PURPOSE OF REVIEW: Recessive mutations in CHKB cause a megaconial congenital muscular dystrophy whose most characteristic feature is mitochondrial enlargement at the periphery of muscle fibers and loss of mitochondria in the center of muscle fibers. This review will summarize clinicopathological features, genetic cause, and biochemical abnormalities of the disease, trying to decipher the mechanism of this complex disorder.

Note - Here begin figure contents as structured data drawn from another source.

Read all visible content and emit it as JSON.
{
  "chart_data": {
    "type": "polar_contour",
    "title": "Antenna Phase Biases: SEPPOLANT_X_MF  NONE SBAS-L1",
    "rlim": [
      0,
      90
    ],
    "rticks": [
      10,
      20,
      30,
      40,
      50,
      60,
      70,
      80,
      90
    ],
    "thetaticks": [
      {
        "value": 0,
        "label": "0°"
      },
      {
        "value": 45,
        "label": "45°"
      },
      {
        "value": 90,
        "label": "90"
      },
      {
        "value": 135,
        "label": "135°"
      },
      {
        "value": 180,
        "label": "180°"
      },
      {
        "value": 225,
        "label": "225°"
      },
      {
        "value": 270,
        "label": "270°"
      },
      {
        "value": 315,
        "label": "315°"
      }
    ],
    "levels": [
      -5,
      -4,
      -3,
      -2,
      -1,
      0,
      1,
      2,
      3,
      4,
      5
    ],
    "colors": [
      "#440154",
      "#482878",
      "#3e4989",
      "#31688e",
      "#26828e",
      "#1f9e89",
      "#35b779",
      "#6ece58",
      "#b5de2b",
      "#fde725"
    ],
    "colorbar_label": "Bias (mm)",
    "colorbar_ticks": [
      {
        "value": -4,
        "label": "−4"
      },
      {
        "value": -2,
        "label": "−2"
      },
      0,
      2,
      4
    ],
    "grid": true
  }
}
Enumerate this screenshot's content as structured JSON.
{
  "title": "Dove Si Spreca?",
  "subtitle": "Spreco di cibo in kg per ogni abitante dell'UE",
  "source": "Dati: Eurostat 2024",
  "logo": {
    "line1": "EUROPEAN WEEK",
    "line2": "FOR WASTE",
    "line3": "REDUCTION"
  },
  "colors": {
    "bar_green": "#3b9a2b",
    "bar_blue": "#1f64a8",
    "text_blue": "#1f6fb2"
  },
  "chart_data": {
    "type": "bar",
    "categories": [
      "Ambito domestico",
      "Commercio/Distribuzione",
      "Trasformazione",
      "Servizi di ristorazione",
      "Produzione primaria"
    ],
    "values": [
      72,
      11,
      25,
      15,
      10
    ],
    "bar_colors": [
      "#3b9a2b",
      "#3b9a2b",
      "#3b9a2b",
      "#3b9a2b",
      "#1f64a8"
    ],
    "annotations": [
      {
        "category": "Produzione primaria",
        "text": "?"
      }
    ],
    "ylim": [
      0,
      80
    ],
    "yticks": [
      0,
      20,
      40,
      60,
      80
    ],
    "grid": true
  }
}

RECENT FINDINGS: Since our report of CHKB mutations found in 15 cases with megaconial congenital muscular dystrophy from Japanese, Turkish, and British populations, we have further identified two British and one French patients. One African-American patient has also been reported by another group. All patients have relatively homogenous phenotype although severity varies to some extent. The peculiar distribution pattern of enlarged mitochondria on muscle section seems to be due to a compensatory mechanism after the elimination of functionally defective mitochondria by mitophagy.
SUMMARY: CHKB encodes choline kinase β, an enzyme that catalyzes the first de-novo biosynthetic step of phosphatidylcholine, the most abundant phospholipid in the eukaryotic membrane. The identification of a new muscle disease caused by the defect in phospholipid metabolism will pave the way for a novel biological pathway that connects phospholipid metabolism, mitochondria biology, and muscular dystrophy.

日本語要旨:

コリンキナーゼベータ遺伝子の機能喪失変異はミトコンドリア巨大化を伴う先天性筋ジストロフィーを引き起こす。これまでに19例の患者が報告されており、皮膚症状を示す症例や軽少例など、臨床症状が比較的多彩であることがわかってきている。これまでに報告されている変異と臨床像のまとめ、および考えられる病気の発症メカニズムについて解説する。